Wednesday 25 May 2011

Does the Better Life Index support The Spirit Level?

Yesterday, the Organisation for Economic Co-operation and Development (OECD) published the Better Life Index. This project aims to measure the quality-of-life in countries using eleven criteria.

Since it was founded in 1961, the OECD has helped governments design better policies for better lives for their citizens. More recently, the OECD has been keenly involved in the debate on measuring well-being. Based on this experience, these 11 topics reflect what the OECD has identified as essential to well-being in terms of material living conditions (housing, income, jobs) and quality of life (community, education, environment, governance, health, life satisfaction, safety and work-life balance).

Having gone to all this trouble to create a reliable index of well-being, it's worth asking whether the OECD data supports The Spirit Level's hypothesis that "more equal societies almost always do better"?





No, it doesn't.
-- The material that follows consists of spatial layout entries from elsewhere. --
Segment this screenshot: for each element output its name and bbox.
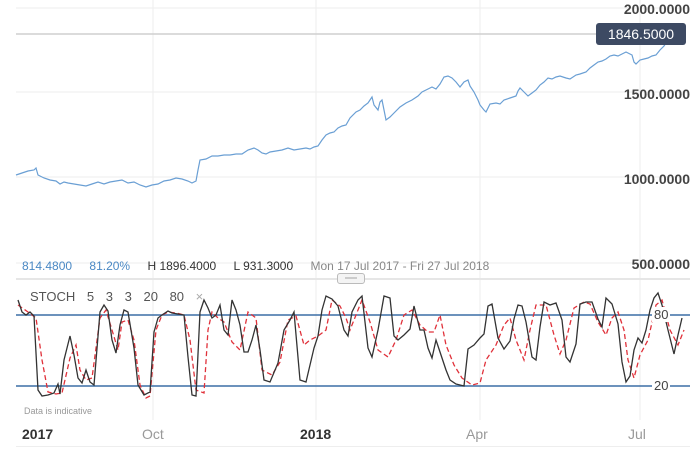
- stoch-d-line: [17, 298, 685, 399]
- stoch-label-20: 20: [652, 378, 671, 393]
- change-value: 814.4800: [22, 259, 73, 273]
- change-percent: 81.20%: [89, 259, 131, 273]
- stoch-param-d-period: 3: [124, 289, 132, 304]
- y-axis-label-500: 500.0000: [631, 256, 690, 272]
- y-axis-label-1500: 1500.0000: [623, 86, 690, 102]
- x-axis-baseline: [16, 446, 690, 447]
- close-indicator-icon[interactable]: ×: [195, 289, 204, 304]
- stoch-name: STOCH: [30, 289, 76, 304]
- stoch-k-line: [17, 291, 683, 397]
- x-axis-label-apr: Apr: [466, 426, 488, 442]
- price-line: [15, 33, 679, 188]
- stoch-param-k-period: 5: [86, 289, 95, 304]
- stoch-param-lower: 20: [143, 289, 158, 304]
- high-value: H 1896.4000: [147, 259, 217, 273]
- stoch-legend: STOCH 5 3 3 20 80 ×: [30, 289, 211, 304]
- stoch-param-upper: 80: [169, 289, 185, 304]
- current-price-tag: 1846.5000: [596, 23, 686, 45]
- x-axis-label-2018: 2018: [300, 426, 332, 442]
- stoch-param-k-smooth: 3: [105, 289, 113, 304]
- x-axis-label-jul: Jul: [628, 426, 646, 442]
- low-value: L 931.3000: [233, 259, 294, 273]
- info-bar: 814.4800 81.20% H 1896.4000 L 931.3000 M…: [22, 259, 503, 273]
- date-range: Mon 17 Jul 2017 - Fri 27 Jul 2018: [310, 259, 490, 273]
- disclaimer: Data is indicative: [24, 406, 93, 416]
- x-axis-label-2017: 2017: [22, 426, 54, 442]
- x-axis-label-oct: Oct: [142, 426, 164, 442]
- y-axis-label-2000: 2000.0000: [623, 1, 690, 17]
- y-axis-label-1000: 1000.0000: [623, 171, 690, 187]
- panel-resize-handle[interactable]: [337, 273, 365, 284]
- stoch-label-80: 80: [652, 307, 671, 322]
The poorest country—Portugal—does worst, but the data points appear to be scattered randomly.

In fact, if we drill down into the data we can see that not only is well-being not better in "more equal" countries, but the OECD's figures do not support The Spirit Level's key argument—that "more equal" countries have stronger social support networks which lead to a healthier and happier population.
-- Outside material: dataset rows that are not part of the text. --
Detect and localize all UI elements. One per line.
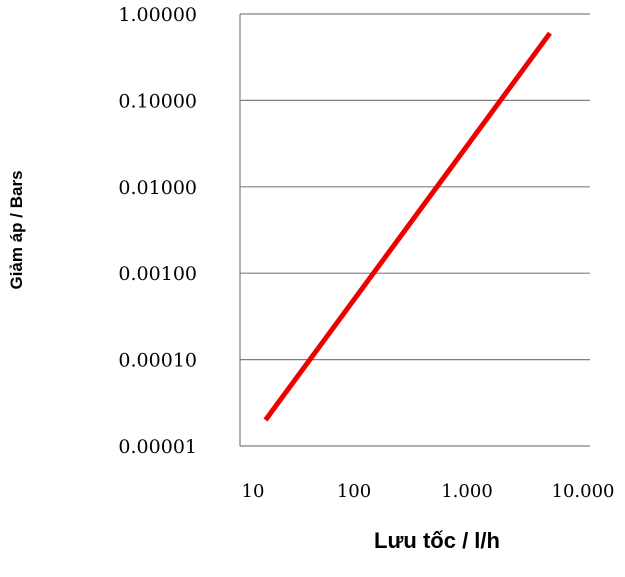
y-axis-label: Giảm áp / Bars [7,170,26,289]
x-tick-label-0: 10 [242,481,265,502]
y-tick-label-4: 0.00010 [118,350,197,372]
y-tick-label-3: 0.00100 [118,263,197,285]
y-tick-label-1: 0.10000 [118,90,197,112]
series-lines [263,31,552,422]
x-tick-label-2: 1.000 [441,481,493,502]
series-line-0 [263,31,552,422]
y-tick-label-2: 0.01000 [118,177,197,199]
x-tick-label-1: 100 [337,481,371,502]
y-tick-labels: 1.00000 0.10000 0.01000 0.00100 0.00010 0.000… [118,4,197,458]
x-axis-label: Lưu tốc / l/h [374,528,500,553]
grid-lines [240,13,590,447]
y-tick-label-0: 1.00000 [118,4,197,26]
x-tick-labels: 10 100 1.000 10.000 [242,481,615,502]
x-tick-label-3: 10.000 [552,481,615,502]
y-tick-label-5: 0.00001 [118,436,197,458]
Quality of social support network:





Life expectancy:



Self-reported health:



Life satisfaction:




There is no association between inequality and any of these variables. Indeed, with the exception of self-reported health—which seems to show the opposite of what The Spirit Level says—the regression lines are about as straight as you could expect from a randomly assorted set of data.

Taken together, the OECD's Better Life Index appears to support the view of a previous effort by The Economist to devise a quality-of-life index, which concluded:

There is no evidence for an explanation sometimes proffered for the apparent paradox of increasing incomes and stagnant life-satisfaction scores: the idea that an increase in someone’s income causes envy and reduces the welfare and satisfaction of others. In our estimates, the level of income inequality had no impact on levels of life satisfaction. Life satisfaction is primarily determined by absolute, rather than relative, status (related to states of mind and aspirations).


(Note on data: The first graph shows an index of all the OECD's criteria with each given equal weight. Singapore and Hong Kong are not OECD members so they do not feature in the list. Their absence can only benefit The Spirit Level's case here because these unequal countries tend to perform well under most criteria. As per The Spirit Level, tax havens and countries without equality data are excluded. All other counties with wealth greater than Portugal are included. The OECD produces well-respected inequality figures but these are not used in The Spirit Level (perhaps because they show Japan to be quite unequal). I have used The Spirit Level's preferred inequality figures here and throughout The Spirit Level Delusion.)